Google has acted swiftly to address the fifth zero-day vulnerability in Chrome that has been exploited in attacks since the beginning of this year.
In an emergency security update released recently, the company released a patch for the security flaw on Chrome 117.0.5938.132.
Fifth Zero-Day on Google Chrome Gets Patched
In a report by Bleeping Computer, Google fixed the most recent zero-day exploit in the system dubbed "CVE-2023-5217."
In a security release that Google wrote on Wednesday, Sept. 27, the vulnerability was described as existing "in the wild." If the company did act immediately to solve the issue, cybercriminals would take advantage of its weakness.
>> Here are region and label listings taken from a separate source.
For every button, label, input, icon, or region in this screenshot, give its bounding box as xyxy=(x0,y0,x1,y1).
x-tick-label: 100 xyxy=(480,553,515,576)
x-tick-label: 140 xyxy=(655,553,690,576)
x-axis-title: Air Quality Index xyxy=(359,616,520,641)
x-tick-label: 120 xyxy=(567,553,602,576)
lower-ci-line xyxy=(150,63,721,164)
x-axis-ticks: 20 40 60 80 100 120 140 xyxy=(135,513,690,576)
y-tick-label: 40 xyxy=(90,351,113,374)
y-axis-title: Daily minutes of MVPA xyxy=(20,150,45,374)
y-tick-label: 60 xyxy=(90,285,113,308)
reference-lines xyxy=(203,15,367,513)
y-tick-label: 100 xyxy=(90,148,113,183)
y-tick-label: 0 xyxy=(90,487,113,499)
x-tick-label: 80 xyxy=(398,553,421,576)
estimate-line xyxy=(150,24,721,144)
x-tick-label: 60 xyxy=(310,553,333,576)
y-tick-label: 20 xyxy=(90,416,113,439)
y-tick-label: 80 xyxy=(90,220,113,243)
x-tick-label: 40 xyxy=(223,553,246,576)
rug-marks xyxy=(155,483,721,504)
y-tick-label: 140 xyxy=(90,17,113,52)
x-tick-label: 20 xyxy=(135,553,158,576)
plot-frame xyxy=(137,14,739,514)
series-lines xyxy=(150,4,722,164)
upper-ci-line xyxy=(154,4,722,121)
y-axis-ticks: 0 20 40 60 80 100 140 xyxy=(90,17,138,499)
Global Rollout of Security Patch in Chrome 117.0.5938.132
Google says that the patch has been launched worldwide for users with Google Chrome version 17.0.5938.132. It's available not just on Windows but also on other OS such as Linux and Mac via the Stable Desktop channel.
There's no assurance that all users will receive the patched version of Chrome within a single day. While the update won't reach other users, they can always check if there are changes in the announcement.
Automated Updates for Enhanced Security
As part of its security measures, Google's web browser regularly checks for new updates and, in most cases, will automatically install them upon the next browser launch. This automated approach ensures that users benefit from the latest security enhancements without any significant effort.
.@_clem1 discovered another ITW 0-day in use by a commercial surveillance vendor: CVE-2023-5217. Thank you to Chrome for releasing a patch in TWO 🤯day!! https://t.co/QhzJonwLXi
— Maddie Stone (@maddiestone) September 27, 2023
Related Article: Chrome Zero-Day Vulnerability: North Korean Hackers Bring Threats to US Targets, Same One in Past Years
Understanding the Severity of CVE-2023-5217
The zero-day vulnerability, CVE-2023-5217, is categorized as high-severity. It stems from a heap buffer overflow weakness found in the VP8 encoding of the open-source libvpx video codec library. This type of vulnerability can have a wide-ranging impact, from causing application crashes to enabling attackers to execute arbitrary code on affected systems.
According to Hacker News, here are the four zero-day vulnerabilities that were fixed previously.
- CVE-2023-2033 (CVSS score: 8.8) - Type confusion in V8
- CVE-2023-2136 (CVSS score: 9.6) - Integer overflow in Skia
- CVE-2023-3079 (CVSS score: 8.8) - Type confusion in V8
- CVE-2023-4863 (CVSS score: 8.8) - Heap buffer overflow in WebP
The zero-day vulnerability was originally identified by Clément Lecigne, a security researcher with Google Threat Analysis Group (TAG).
The security community respects TAG researchers for their role in discovering and reporting zero-days, often exploited in targeted attacks by government-sponsored threat actors.
The seriousness of this zero-day is highlighted by the fact that it has already been exploited in the wild to install spyware on targeted systems. However, Google has not yet shared detailed information about the specific incidents or the extent of this exploitation.
Proactive Measures for User Safety
By releasing an emergency patch, Google has taken a proactive approach to protect Chrome users from potential attacks, leveraging this zero-day. This approach can be crucial in minimizing the risk of threat actors developing and using their own exploits in real-world scenarios, especially as more technical details of the vulnerability become available.